In the greenhouse, Omlor moves forward in time by about 400 million years. He points out a plant that looks like an over-sized pine cone into which someone has stuck a number of palm fronds. "This is an ancestor of flowering plants." Encephalartos villosus is the name on the little white sign. The plant is a member of the cycad family.

Then he goes out to where there are hundreds of different examples of houseleeks lined up in pots. "The Botanic Garden has permanent collections along with special temporary collections like this one." Houseleeks have been collected from throughout Europe over the years and now the goal is to clarify the interrelationships between the individual species. "This is probably the largest collection of houseleeks in the world," points out Omlor. "But what are we going to do with them when the project is completed?" This is a recurring problem. "We can't just keep everything." There is a limit to what you can retain on an area measuring 9 hectares.

The custodian points out plants everywhere, even on the paths, where a small plant called prostrate spurge is growing. "You can't deliberately cultivate something like this. It just grows on its own." It originates from southern latitudes and has made its home here. The gardeners also keep an eye out for plants like this.

The ascendancy of the flowering plants

The scientific heart of the garden is the Systematic Department, a colorful carpet of plant beds. The flowering plants are carefully arranged by class, genus, and family. Grasses are here along with trees and much more. "Of the 300,000 identified plants on our planet, 250,000 are flowering plants," says Omlor. In the center of the arrangement are water lilies floating in a pond. "They are among the very first flowering plants."

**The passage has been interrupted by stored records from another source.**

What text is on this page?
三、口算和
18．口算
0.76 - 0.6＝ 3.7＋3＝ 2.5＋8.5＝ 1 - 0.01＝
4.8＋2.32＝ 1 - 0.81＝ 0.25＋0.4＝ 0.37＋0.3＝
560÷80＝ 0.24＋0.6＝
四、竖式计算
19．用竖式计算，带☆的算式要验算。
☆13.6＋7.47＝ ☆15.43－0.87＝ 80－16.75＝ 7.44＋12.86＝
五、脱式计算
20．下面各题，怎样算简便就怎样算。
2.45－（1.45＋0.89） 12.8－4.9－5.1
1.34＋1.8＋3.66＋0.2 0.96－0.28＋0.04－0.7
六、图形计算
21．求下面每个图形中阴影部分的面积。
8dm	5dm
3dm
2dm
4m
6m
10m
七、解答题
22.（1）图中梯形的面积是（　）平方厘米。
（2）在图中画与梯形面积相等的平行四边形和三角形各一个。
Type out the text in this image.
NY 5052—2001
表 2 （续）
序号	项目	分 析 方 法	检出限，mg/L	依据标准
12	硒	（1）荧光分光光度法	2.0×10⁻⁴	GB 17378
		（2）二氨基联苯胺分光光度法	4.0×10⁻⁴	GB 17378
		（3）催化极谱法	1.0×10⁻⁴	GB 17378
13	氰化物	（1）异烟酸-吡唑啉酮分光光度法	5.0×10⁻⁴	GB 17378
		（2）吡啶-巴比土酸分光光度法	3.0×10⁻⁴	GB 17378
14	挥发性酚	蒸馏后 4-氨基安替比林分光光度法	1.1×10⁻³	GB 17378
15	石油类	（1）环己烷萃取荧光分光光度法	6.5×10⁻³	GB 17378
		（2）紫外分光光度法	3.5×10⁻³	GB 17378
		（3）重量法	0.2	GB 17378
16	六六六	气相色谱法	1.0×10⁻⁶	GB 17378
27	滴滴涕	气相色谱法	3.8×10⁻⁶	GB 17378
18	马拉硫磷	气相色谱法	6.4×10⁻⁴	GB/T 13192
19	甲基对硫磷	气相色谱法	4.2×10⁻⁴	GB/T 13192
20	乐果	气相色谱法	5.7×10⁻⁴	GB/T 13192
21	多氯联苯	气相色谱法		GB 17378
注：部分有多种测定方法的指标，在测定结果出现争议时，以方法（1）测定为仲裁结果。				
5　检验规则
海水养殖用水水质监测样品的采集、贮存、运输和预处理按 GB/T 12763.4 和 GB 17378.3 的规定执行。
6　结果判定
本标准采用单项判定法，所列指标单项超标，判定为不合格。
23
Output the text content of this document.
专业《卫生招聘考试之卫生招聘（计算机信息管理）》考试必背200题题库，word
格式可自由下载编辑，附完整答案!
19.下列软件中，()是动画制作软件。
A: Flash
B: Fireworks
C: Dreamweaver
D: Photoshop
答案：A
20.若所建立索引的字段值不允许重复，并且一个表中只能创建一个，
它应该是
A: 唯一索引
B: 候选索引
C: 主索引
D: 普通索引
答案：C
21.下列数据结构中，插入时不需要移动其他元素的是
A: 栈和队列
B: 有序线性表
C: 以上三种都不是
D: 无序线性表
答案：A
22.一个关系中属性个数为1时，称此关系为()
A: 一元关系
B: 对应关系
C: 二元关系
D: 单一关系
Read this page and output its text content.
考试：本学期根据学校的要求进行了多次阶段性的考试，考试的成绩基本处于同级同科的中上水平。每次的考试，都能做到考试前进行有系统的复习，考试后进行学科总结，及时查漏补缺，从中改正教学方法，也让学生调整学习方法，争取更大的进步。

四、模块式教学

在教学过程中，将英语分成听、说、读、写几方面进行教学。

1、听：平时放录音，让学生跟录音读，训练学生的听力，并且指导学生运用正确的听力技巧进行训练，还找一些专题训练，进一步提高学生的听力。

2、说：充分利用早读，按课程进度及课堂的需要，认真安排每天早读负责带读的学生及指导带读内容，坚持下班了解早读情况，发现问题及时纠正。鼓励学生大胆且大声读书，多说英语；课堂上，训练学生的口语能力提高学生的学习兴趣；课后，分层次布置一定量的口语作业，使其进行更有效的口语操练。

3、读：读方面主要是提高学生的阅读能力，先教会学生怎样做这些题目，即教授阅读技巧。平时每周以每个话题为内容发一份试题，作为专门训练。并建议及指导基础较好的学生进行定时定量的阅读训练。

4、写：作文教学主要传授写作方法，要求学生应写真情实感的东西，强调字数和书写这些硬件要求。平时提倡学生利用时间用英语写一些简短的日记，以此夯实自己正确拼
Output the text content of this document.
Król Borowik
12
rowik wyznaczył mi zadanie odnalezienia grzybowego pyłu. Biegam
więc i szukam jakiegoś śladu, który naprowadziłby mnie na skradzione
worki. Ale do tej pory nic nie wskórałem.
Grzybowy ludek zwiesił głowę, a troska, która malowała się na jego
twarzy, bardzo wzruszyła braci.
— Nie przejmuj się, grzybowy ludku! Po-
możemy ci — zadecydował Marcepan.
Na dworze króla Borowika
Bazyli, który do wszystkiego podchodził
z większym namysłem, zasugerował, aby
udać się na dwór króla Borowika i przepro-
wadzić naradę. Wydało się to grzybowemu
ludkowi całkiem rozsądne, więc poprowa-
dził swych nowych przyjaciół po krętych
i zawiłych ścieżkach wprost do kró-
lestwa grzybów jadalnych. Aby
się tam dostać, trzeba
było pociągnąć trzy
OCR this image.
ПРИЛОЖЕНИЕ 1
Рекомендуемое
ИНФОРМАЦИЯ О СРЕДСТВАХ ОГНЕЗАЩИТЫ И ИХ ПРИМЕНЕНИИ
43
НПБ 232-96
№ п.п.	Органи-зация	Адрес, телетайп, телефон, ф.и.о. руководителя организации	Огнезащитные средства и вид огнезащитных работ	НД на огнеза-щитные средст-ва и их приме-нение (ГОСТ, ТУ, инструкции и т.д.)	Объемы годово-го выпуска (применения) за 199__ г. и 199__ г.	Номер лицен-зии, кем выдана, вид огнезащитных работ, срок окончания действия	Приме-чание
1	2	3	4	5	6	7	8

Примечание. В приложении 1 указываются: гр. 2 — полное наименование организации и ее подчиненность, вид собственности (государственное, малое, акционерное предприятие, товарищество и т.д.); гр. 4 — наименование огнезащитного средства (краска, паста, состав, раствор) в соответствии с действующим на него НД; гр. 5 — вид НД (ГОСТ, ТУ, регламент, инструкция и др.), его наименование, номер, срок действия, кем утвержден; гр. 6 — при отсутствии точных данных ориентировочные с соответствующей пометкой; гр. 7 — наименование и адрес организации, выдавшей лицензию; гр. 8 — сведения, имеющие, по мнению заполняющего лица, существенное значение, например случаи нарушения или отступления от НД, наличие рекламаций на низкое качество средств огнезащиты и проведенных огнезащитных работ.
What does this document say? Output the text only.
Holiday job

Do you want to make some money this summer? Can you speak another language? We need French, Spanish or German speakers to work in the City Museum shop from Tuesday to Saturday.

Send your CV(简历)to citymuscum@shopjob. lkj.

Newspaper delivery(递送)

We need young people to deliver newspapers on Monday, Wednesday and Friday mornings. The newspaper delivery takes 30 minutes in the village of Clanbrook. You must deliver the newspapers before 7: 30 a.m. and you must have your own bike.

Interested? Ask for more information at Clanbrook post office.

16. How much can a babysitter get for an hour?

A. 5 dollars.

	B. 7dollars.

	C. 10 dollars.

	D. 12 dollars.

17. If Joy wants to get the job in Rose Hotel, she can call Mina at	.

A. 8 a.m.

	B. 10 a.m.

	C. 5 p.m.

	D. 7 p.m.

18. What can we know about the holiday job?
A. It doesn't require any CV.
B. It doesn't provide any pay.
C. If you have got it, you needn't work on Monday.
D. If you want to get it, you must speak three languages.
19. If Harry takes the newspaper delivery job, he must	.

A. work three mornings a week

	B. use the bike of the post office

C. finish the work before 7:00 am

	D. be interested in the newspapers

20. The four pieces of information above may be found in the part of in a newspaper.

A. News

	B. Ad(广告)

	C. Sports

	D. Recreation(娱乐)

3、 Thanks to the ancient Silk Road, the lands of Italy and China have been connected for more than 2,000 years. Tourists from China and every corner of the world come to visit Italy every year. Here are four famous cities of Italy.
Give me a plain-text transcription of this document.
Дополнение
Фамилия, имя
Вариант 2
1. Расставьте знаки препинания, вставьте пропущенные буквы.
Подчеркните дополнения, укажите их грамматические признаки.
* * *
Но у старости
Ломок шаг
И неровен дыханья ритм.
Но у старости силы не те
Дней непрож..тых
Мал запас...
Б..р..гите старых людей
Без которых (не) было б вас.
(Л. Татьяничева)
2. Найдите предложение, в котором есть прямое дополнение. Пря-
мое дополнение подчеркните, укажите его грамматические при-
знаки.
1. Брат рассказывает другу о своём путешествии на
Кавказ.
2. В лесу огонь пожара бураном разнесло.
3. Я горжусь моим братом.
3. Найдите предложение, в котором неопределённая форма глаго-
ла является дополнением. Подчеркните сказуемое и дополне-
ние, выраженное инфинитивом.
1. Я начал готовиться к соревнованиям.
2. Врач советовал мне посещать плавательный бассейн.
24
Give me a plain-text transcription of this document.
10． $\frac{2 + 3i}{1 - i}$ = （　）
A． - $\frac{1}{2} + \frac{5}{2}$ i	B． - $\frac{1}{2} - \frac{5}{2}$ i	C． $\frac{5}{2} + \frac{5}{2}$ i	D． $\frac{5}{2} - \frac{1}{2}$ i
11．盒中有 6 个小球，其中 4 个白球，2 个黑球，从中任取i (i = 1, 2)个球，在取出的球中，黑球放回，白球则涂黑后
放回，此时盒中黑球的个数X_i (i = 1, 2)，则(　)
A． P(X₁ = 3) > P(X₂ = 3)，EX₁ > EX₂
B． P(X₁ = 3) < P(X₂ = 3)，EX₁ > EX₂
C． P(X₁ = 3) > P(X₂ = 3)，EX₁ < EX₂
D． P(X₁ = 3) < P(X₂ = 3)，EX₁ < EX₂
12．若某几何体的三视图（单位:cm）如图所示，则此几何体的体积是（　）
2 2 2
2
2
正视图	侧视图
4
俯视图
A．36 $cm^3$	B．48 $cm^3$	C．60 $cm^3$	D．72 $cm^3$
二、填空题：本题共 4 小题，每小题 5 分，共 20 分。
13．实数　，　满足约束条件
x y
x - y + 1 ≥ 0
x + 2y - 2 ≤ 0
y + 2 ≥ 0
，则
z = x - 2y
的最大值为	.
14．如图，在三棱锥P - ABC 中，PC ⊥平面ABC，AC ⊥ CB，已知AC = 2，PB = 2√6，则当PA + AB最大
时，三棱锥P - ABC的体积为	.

The Botanic Garden at Mainz University has long been far more than a facility for research and teaching. It has become a recreational destination. Children and young people go in and out of its Green School while festivities and tours regularly lure visitors to the grounds. This aspect has become ever more important over the past few decades. The current director, Professor Joachim W. Kadereit, first opened many of the greenhouses to amateur gardeners in the early 1990s.

The Botanic Garden also helps conserve rare plant systems. Omlor brings us to one: A remnant of the former Ice Age steppe landscape, the area lying between the Mainz districts of Mombach and Gonsenheim is unique in Europe – well almost. A small-scale replica of it has been created in the Botanic Garden.

"If you want to experience the huge variety of plants in this environment, you just need to come here," says the custodian. "Biological diversity is not just something you find in tropical regions. We have it on our very own doorstep." The rare Onosma arenaria, Bassia laniflora, and Helianthemum nummularium thrive in the sandy soil here.

Plant exchange with partner gardens

At the end of the tour we enter a room filled with drawers. "This is our backup," explains Omlor. Seeds from almost all the plants in the Botanic Garden are stored here in brown envelopes. "We send a catalog of our holdings to about 500 partner gardens every year. They pay us back with their seed indexes, so that we can trade free of charge. We thus have access to about a third of all the plant species in the world."